In order to teach for civic and democratic engagement, we must know—among other things—what democratic thinking is and the relationship between the thinking of an individual and the thinking of a community. We will therefore focus our seminar on the following questions: What is democratic thinking? What role does thinking play in democracy, and in political and ethical action? What is the relationship between democratic thinking and disciplinary thinking? How can we teach for democratic thinking? Finally, we will ask: What methods of research are appropriate to explore these issues?

In her work, Elizabeth Kamarck Minnich, the Senior Research Scholar for this Elon Research Seminar, in taking up and thinking with these questions, advocates teaching a form of thinking that is “neither coerced nor coercive.” That is, she advances a view of thinking that makes people “more likely to question than to assert, inclined to listen to many sides, capable of making sensitive distinctions that hold differences in play rather than dividing in order to exclude, and desirous of persuading others rather than reducing them to silence by refuting them” (Elizabeth Kamarck Minnich, “Teaching Thinking: Moral and Political Considerations,” Change, Sept/Oct 2003, p. 19-20). What would it look like for these goals to be taken seriously in an introductory biology class, or in a literature seminar, or in an accounting course, or in a course that you teach?
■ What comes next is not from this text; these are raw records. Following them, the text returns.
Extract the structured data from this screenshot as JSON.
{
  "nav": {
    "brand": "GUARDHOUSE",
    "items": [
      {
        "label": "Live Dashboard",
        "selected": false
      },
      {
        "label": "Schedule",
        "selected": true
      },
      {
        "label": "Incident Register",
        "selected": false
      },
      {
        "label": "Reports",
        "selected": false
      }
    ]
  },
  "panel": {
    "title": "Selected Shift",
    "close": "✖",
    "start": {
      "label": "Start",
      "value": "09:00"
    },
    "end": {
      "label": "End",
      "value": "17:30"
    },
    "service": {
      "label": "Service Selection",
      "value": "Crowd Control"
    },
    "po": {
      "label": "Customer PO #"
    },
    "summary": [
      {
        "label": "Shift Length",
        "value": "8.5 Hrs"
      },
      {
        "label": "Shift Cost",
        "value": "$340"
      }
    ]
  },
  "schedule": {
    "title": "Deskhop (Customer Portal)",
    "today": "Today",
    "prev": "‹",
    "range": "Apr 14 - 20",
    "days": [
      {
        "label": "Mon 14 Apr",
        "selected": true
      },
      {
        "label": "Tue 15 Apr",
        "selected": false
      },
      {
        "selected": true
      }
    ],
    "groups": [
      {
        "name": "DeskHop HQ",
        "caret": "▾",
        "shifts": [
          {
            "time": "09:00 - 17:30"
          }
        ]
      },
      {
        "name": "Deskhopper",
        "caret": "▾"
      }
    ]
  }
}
Minnich gives us a hint, making the distinction between thinking and other related activities, including knowing and calculative reasoning. In describing the distinction between knowledge and opinion, Minnich writes that knowledge “gives us something we share that matters enough to have opinions about; opinions give us differing perspectives about the meanings as distinct from the truth claims of knowledge. This is why, as teachers, we try both to convey knowledge and to encourage students to develop worthy opinions about it—to think about it, without submitting to it.” To illustrate her point, she offers the following example: “The physicist has knowledge about nuclear bombs that non-scientists do not; citizens have opinions about the creation, the stockpiling, the possible uses of such bombs” (Minnich, “Teaching Thinking,” p. 22). Unlike in a course that focuses on the technical aspects of how to achieve a particular goal or result, a course that teaches for democratic thinking would, therefore, ask not only how to achieve something, but also why to do it, when to do it, and when not to.
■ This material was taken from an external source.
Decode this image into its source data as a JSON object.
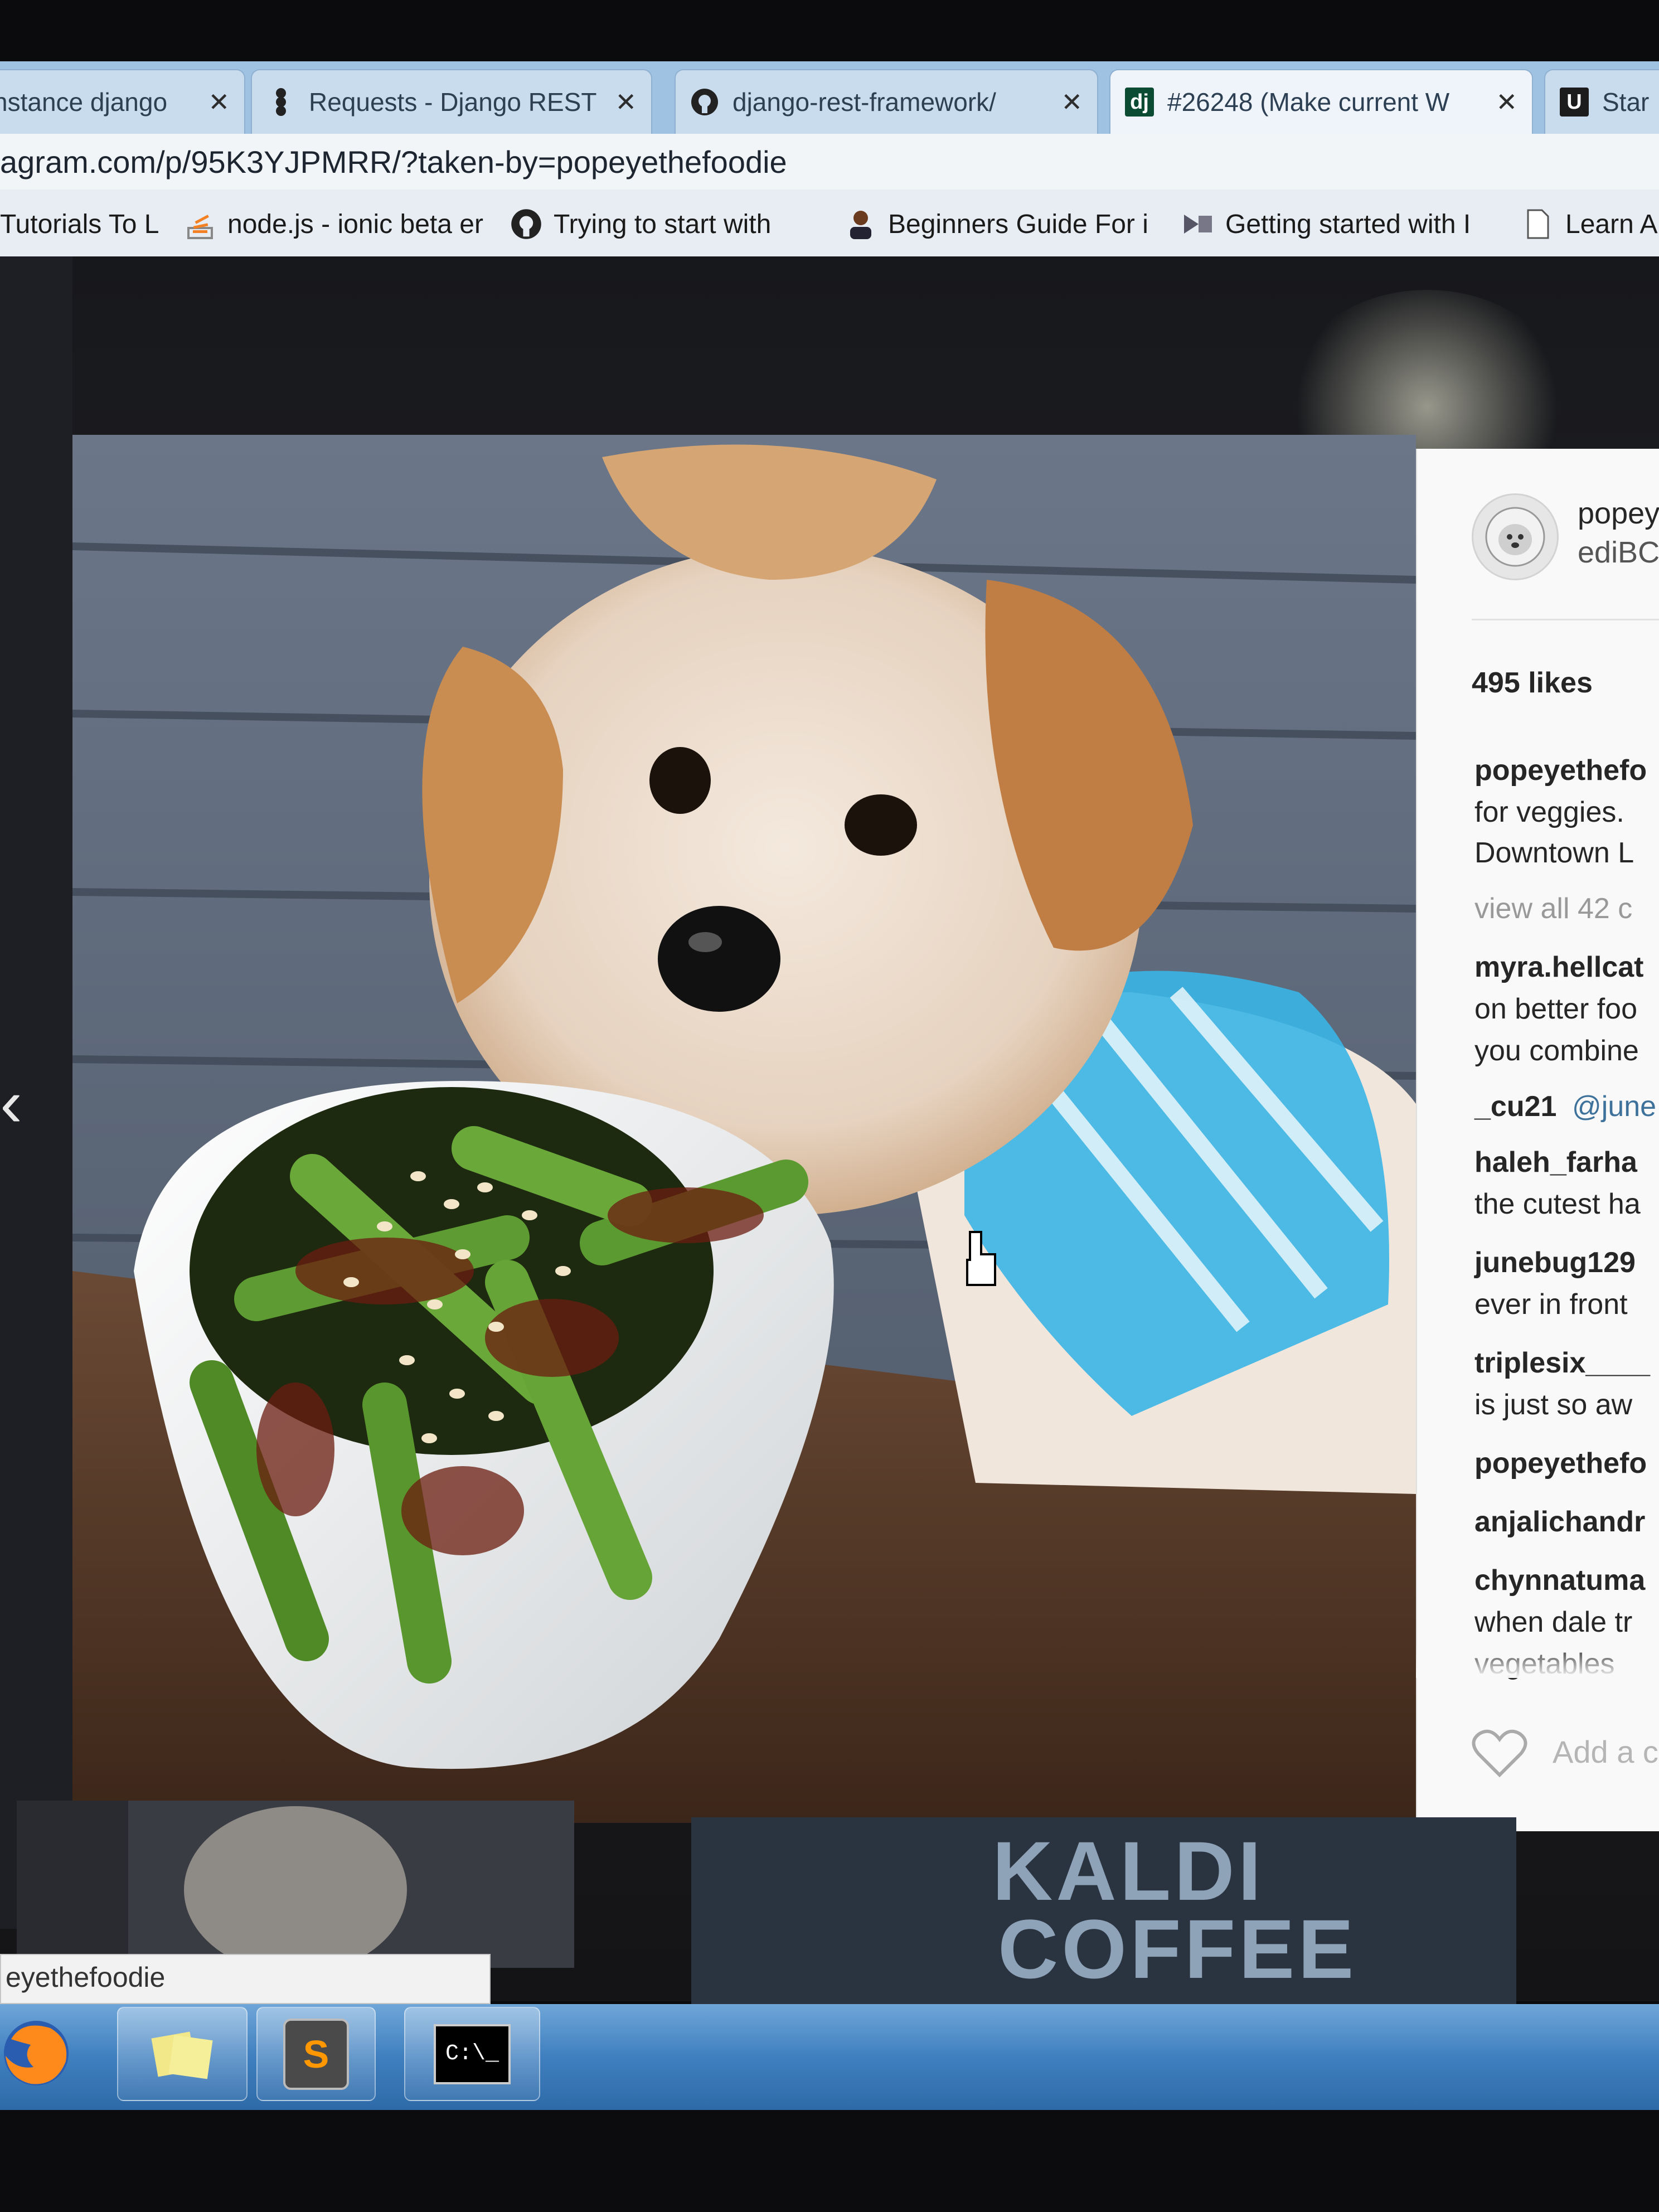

Donna Engelmann, one of the Research Scholars for the project, offers a nice example of one way this might look. She describes the final exam for her American Philosophy class, where undergraduate students role-play a city council meeting taking up the issue of whether to allow for the licensing of an adult bookstore (Donna Engelmann, “Teaching Students to Practice Philosophy,” in Disciplines as Frameworks for Student Learning: Teaching the Practice of the Disciplines, edited by Tim Riordan and James Roth (Sterling, Virginia, Stylus Press, 2005). Each student plays a different role, and must use language appropriate in a public hearing to convince those who portray the city councilors why or why not the store should be granted a license. That is, Engelmann’s goal is for students to learn to use what they have read about pornography to convince “not me or professional philosophers, but ordinary citizens to whom they must make these arguments relevant and intelligible.”
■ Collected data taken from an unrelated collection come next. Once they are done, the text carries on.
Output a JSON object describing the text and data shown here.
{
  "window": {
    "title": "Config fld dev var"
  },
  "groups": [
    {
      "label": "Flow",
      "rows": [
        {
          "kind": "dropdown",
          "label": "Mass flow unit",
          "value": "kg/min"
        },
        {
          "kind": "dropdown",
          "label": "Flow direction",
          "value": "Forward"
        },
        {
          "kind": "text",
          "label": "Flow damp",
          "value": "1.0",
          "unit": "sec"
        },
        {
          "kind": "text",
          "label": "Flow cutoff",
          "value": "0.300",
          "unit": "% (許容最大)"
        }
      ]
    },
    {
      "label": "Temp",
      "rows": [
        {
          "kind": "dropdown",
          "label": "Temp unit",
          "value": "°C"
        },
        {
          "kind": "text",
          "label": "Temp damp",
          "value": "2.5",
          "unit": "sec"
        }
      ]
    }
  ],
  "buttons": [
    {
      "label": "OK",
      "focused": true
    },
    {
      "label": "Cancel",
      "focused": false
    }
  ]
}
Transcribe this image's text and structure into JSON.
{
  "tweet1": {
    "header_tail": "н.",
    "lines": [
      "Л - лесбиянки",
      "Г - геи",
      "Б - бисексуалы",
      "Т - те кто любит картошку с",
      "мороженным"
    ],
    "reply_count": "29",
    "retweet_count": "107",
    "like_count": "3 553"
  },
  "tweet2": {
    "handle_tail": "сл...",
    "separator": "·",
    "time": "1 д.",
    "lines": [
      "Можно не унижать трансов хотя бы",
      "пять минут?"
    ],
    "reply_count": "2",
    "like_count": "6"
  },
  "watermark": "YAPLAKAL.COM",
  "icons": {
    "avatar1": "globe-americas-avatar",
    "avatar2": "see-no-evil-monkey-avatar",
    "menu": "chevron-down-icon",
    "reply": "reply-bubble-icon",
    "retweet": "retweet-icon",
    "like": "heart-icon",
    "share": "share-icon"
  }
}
Finally, in asking these questions about the teaching of democratic thinking, we need to be cognizant and careful about the methods we use as researchers. We need to ask ourselves, as we do this research, not only how to gather data, but how different ways of gathering data itself can/ought to be democratic; we need to keep in mind why we are doing this research and to allow the goal of doing the research to determine the method we use to do it. Not just any method will do: if we are committed to democratic thinking, only methods that foster this goal will be adequate. This means that we must use methods not focused primarily on knowledge, but must gather knowledge to form opinions. In other words, in our own research on democratic thinking, we must ask about the meaning of how we research this type of thinking, i.e., in doing this research, we must “think about” the knowledge we gain “without submitting to it.”